Sir Michael told delegates at the Baker Dearing Conference today: “You need to be doing significantly better than this, particularly because, unlike GFE colleges, you largely focus on one vocational or technical specialist area.

“If the UTC movement is to survive and prosper, then radical improvement is necessary.

“If this doesn’t happen, politicians will come to the conclusion that the model is flawed and not worthy of further political or financial support.”

It also comes after FE Week’s exclusive analysis showed a lack of inspections to UTCs following Ofsted’s new policy dictating that schools which opened after September 2014 would not be inspected until their third year.

FE Week found that half of the 28 UTCs that have been open for two or more years are yet to be inspected and graded by Ofsted.

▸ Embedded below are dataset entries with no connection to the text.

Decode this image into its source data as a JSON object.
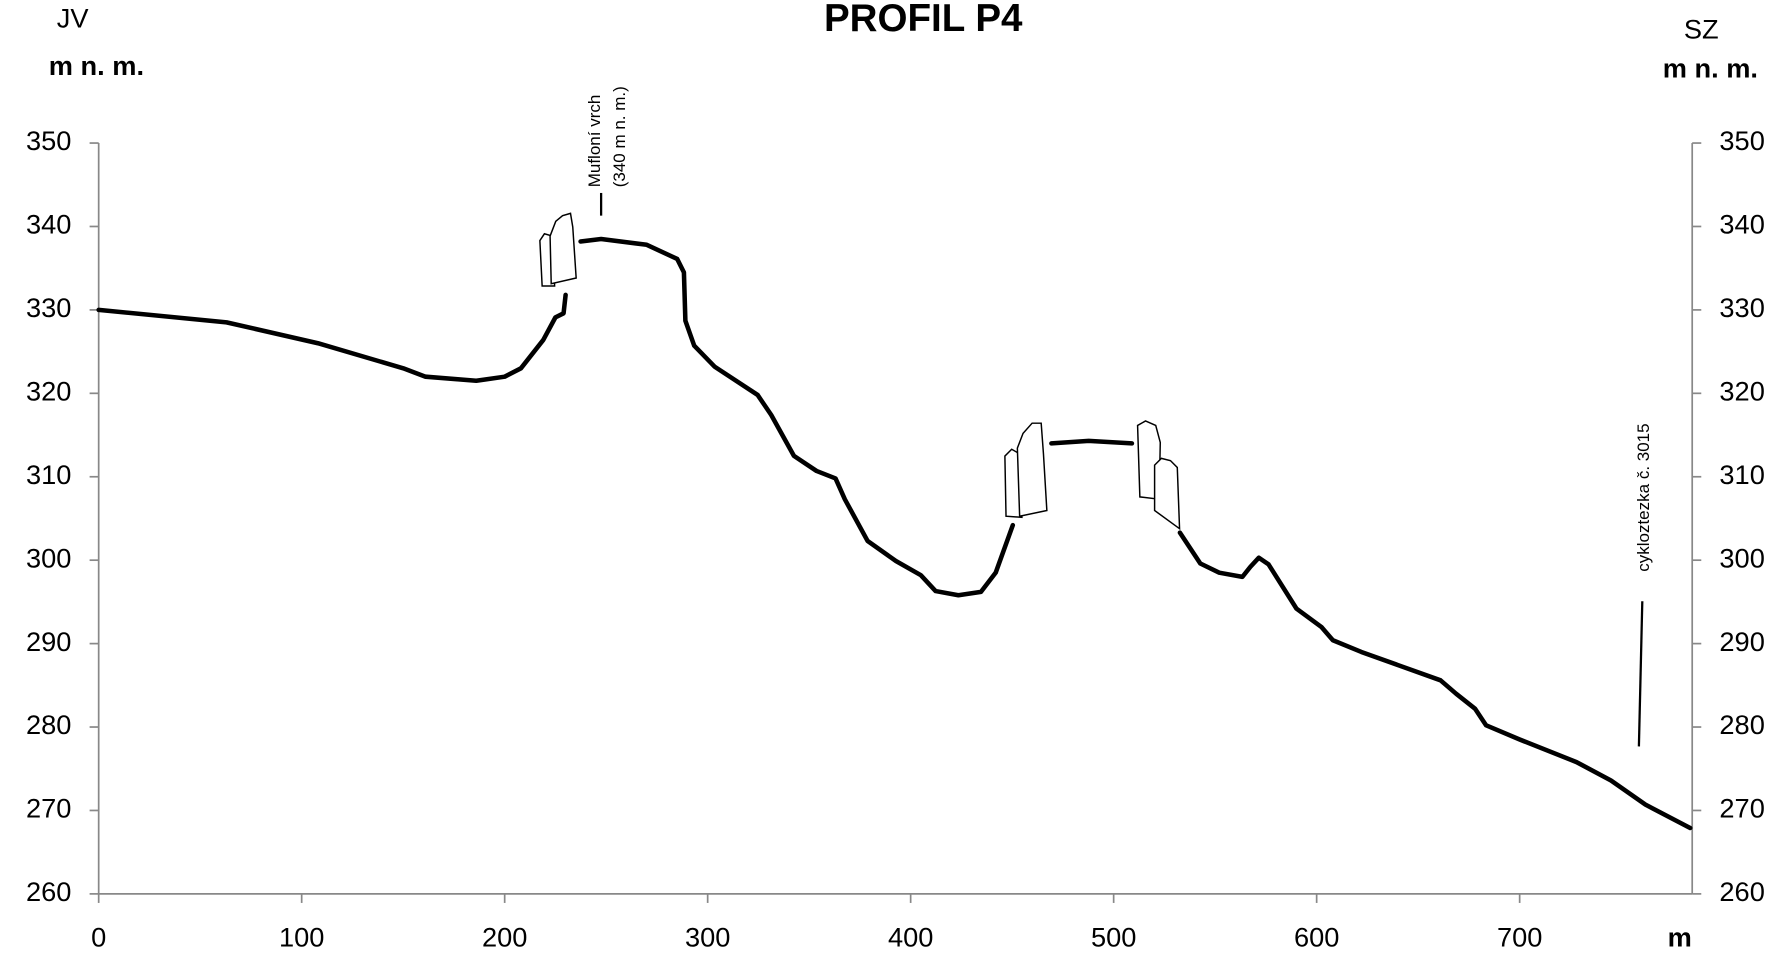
{
  "chart_data": {
    "type": "line",
    "title": "PROFIL P4",
    "left_direction": "JV",
    "right_direction": "SZ",
    "y_label": "m n. m.",
    "y2_label": "m n. m.",
    "x_label": "m",
    "color": "#000000",
    "annotations": [
      {
        "text": [
          "Mufloní vrch",
          "(340 m n. m.)"
        ]
      },
      {
        "text": [
          "cykloztezka č. 3015"
        ]
      }
    ],
    "x": [
      0,
      63,
      108,
      150,
      161,
      186,
      200,
      208,
      219,
      225,
      229,
      230,
      null,
      237.4,
      247.5,
      270,
      285,
      288.3,
      289,
      293.4,
      303.4,
      324.6,
      331.3,
      342.5,
      353.6,
      363,
      367.6,
      378.8,
      392.7,
      405,
      412.3,
      423.5,
      434.6,
      441.9,
      450.3,
      null,
      469.3,
      487.7,
      509,
      null,
      532.6,
      542.7,
      552,
      563.4,
      567.3,
      571.5,
      576.3,
      590,
      602.3,
      608,
      622,
      661,
      668.7,
      678,
      683.5,
      700,
      728,
      745,
      762,
      784
    ],
    "values": [
      330,
      328.5,
      326,
      323,
      322,
      321.5,
      322,
      323,
      326.4,
      329.1,
      329.6,
      331.8,
      null,
      338.2,
      338.5,
      337.8,
      336.1,
      334.5,
      328.7,
      325.7,
      323.2,
      319.8,
      317.4,
      312.5,
      310.7,
      309.8,
      307.3,
      302.3,
      299.9,
      298.2,
      296.3,
      295.8,
      296.2,
      298.5,
      304.2,
      null,
      314,
      314.3,
      314,
      null,
      303.3,
      299.6,
      298.5,
      298,
      299.2,
      300.3,
      299.5,
      294.2,
      292,
      290.4,
      289,
      285.6,
      284,
      282.2,
      280.2,
      278.5,
      275.8,
      273.6,
      270.7,
      267.9
    ],
    "xlim": [
      0,
      785
    ],
    "xticks": [
      0,
      100,
      200,
      300,
      400,
      500,
      600,
      700
    ],
    "ylim": [
      260,
      350
    ],
    "yticks": [
      260,
      270,
      280,
      290,
      300,
      310,
      320,
      330,
      340,
      350
    ],
    "y2lim": [
      260,
      350
    ],
    "y2ticks": [
      260,
      270,
      280,
      290,
      300,
      310,
      320,
      330,
      340,
      350
    ],
    "grid": false
  }
}
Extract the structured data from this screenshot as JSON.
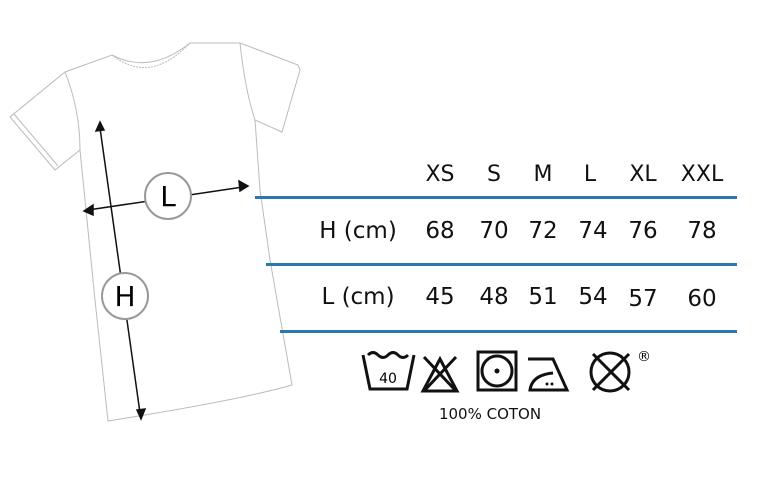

Despite his call for radical improvements to the vocational institutions, Sir Michael also used his speech to reiterate his call for the government to insist that every major multi-academy trust (MAT) includes a UTC.

He said: “I have argued that every medium or large multi-academy trust or federation should contain a UTC.

“Such an arrangement would enable young people to transfer across institutions in the cluster to follow a route into high-level academic or vocational study.

“Pupils on either path would be free to access the specialist teaching available in the other and would not be stuck in one route.”

Yet UTCs are still experiencing ongoing problems with student recruitment since the model’s inception in 2010.

Four UTCs have closed or are about to close and FE Week found in February that 40 per cent of those that opened between 2010 and 2013 saw student numbers fall for the current academic year.

In response to Sir Michael’s speech today, a spokesperson for The Baker Dearing Educational Trust, which develops and promotes the concept of UTCs, said: “Sir Michael Wilshaw’s speech underlinned his support for the UTC model and the importance he places on technical education.

“Although some UTCs have been judged below good the majority of those who have been subject to inspections have been judged good or outstanding.

“We are pleased to have the support of Sir Michael and look forward to continue working with Ofsted as the UTC programme develops.”